Program perkebunan ini menjadi pilot project yang kerap dikunjungi warga untuk belajar bagaimana lahan kecil dapat diolah menjadi sumber produktivitas.


Kemandirian Ekonomi Berbasis Pesantren

Bagi Tatang, pemulihan mental harus disertai kemandirian ekonomi. Karena itu, jamaah dilatih memahami siklus tanam, cara panen, hingga mengelola hasil kebun.

Melalui jejaring usahanya, Tatang membantu memasarkan hasil panen warga: ada yang dititipkan di tokonya, ada pula yang disalurkan ke warung-warung di sekitar desa. Model sederhana ini perlahan menggerakkan ekonomi kecil di lingkungan pondok.


Jalan Sunyi yang Membuka Harapan

Tatang Geprek membuktikan bahwa perubahan besar dapat lahir dari individu biasa dengan tekad kemanusiaan luar biasa. Dari dapur ayam geprek di rumahnya, ia membangun gerakan kecil yang memberi arah baru bagi mereka yang terpinggirkan.

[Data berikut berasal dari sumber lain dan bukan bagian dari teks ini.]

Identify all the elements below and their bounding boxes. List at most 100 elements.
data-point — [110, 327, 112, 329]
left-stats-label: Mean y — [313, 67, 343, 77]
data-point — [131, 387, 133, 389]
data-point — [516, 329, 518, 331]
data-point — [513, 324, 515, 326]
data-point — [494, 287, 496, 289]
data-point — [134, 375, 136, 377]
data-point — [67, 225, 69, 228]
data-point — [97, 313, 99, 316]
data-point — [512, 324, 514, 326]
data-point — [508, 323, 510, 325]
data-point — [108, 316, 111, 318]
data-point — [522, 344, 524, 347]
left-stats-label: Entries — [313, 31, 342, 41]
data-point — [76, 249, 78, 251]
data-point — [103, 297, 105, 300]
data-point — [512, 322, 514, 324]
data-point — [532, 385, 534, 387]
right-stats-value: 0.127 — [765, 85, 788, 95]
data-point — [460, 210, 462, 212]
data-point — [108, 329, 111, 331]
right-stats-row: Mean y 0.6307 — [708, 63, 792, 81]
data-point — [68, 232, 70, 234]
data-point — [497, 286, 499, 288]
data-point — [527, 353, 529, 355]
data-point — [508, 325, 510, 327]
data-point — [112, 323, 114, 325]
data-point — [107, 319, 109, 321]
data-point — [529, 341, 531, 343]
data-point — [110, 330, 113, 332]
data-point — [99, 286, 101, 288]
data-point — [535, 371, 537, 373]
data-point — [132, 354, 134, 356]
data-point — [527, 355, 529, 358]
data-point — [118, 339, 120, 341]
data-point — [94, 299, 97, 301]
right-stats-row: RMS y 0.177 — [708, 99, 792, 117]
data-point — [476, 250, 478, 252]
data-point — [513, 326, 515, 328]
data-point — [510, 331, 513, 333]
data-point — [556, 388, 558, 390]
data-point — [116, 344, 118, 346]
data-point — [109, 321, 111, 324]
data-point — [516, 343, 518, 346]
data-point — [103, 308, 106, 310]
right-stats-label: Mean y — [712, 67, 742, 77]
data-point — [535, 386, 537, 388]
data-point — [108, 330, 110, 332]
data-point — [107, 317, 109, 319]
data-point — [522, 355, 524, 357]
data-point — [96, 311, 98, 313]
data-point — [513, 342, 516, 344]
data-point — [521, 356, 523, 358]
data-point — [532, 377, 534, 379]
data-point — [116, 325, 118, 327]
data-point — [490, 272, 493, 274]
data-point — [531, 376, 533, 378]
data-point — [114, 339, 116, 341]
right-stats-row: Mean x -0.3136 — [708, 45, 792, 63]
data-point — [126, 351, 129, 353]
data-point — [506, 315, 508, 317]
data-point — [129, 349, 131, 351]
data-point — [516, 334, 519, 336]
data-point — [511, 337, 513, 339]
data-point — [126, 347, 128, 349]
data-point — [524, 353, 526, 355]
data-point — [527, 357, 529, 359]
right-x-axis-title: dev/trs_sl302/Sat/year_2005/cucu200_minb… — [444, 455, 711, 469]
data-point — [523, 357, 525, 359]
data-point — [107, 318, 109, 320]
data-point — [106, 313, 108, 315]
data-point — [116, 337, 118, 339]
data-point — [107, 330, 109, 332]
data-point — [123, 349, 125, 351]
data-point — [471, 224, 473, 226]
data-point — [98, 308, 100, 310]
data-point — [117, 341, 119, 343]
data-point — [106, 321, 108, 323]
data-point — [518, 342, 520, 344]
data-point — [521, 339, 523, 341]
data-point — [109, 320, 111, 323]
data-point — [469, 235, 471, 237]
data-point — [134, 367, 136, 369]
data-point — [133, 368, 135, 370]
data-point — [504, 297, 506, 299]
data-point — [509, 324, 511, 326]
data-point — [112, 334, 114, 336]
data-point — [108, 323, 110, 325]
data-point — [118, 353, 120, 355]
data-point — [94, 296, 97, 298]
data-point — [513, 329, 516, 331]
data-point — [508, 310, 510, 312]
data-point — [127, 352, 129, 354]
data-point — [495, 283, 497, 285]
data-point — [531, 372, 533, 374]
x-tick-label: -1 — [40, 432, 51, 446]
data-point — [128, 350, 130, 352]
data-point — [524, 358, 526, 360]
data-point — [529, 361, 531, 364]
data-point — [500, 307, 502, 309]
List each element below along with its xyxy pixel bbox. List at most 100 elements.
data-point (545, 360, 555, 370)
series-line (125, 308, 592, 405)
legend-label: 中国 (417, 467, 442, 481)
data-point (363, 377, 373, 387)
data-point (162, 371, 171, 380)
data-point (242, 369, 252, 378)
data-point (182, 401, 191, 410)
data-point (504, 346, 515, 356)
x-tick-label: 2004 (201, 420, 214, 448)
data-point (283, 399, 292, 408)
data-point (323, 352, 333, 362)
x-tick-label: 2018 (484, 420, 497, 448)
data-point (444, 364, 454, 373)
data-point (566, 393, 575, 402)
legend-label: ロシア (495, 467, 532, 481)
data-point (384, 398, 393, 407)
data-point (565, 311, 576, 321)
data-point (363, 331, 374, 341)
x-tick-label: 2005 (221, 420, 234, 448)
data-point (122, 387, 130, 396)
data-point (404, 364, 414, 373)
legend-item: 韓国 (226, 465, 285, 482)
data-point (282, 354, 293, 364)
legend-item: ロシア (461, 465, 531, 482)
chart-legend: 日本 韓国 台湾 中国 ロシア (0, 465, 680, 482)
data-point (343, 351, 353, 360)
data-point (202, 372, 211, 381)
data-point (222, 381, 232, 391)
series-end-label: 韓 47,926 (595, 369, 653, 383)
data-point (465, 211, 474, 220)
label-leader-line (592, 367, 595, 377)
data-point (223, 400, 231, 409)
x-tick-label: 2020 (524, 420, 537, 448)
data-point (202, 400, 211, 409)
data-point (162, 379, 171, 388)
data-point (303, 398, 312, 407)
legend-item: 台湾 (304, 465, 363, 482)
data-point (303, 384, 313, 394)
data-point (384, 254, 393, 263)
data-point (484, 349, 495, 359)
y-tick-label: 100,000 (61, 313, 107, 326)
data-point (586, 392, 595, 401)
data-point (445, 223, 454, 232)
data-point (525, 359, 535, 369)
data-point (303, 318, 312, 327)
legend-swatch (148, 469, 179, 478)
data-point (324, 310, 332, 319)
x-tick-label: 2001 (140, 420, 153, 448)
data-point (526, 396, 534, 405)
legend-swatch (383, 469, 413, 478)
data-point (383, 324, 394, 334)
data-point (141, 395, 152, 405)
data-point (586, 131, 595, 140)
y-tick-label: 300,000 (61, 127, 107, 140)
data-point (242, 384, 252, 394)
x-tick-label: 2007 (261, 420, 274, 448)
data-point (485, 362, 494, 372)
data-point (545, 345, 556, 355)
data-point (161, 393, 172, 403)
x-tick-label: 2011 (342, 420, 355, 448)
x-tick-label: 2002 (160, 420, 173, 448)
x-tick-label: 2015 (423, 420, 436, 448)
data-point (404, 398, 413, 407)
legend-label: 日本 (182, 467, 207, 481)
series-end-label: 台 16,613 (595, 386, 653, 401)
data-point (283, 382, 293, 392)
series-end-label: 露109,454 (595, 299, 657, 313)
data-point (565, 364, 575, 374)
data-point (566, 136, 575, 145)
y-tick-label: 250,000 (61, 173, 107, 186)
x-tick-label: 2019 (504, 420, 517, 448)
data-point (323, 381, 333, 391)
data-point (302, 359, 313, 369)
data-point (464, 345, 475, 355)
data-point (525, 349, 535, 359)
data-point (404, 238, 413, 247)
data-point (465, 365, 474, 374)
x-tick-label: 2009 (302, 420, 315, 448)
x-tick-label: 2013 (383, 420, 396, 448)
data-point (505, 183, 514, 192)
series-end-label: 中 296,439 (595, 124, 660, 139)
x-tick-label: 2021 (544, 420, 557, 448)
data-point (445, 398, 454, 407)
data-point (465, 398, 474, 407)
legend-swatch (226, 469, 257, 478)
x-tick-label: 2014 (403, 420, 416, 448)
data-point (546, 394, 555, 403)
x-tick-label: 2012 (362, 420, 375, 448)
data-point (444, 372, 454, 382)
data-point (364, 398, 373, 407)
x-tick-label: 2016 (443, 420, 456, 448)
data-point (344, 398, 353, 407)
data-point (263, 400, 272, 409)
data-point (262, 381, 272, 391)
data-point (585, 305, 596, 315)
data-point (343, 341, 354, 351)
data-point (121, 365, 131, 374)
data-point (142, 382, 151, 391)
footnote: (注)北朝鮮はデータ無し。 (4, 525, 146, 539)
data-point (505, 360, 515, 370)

Melalui Pondok Tirakat, ia membantu T kembali pada martabatnya sebagai manusia.
Melalui kebun percontohan, ia membuka jalan bagi warga untuk belajar dan mandiri.
Melalui keberaniannya merangkul yang ditolak, ia menunjukkan bahwa kemanusiaan tidak membutuhkan syarat apa pun—dan bahwa kesempatan kedua adalah hak setiap orang.

Di Tambaksari, Tatang bukan lagi sekadar pedagang ayam geprek. Ia telah menjadi simbol keberanian, keteladanan, dan harapan.

Dan kisah itu terus tumbuh—seperti bibit durian yang ia tanam: kecil hari ini, tetapi kelak menaungi banyak orang dengan keteduhannya.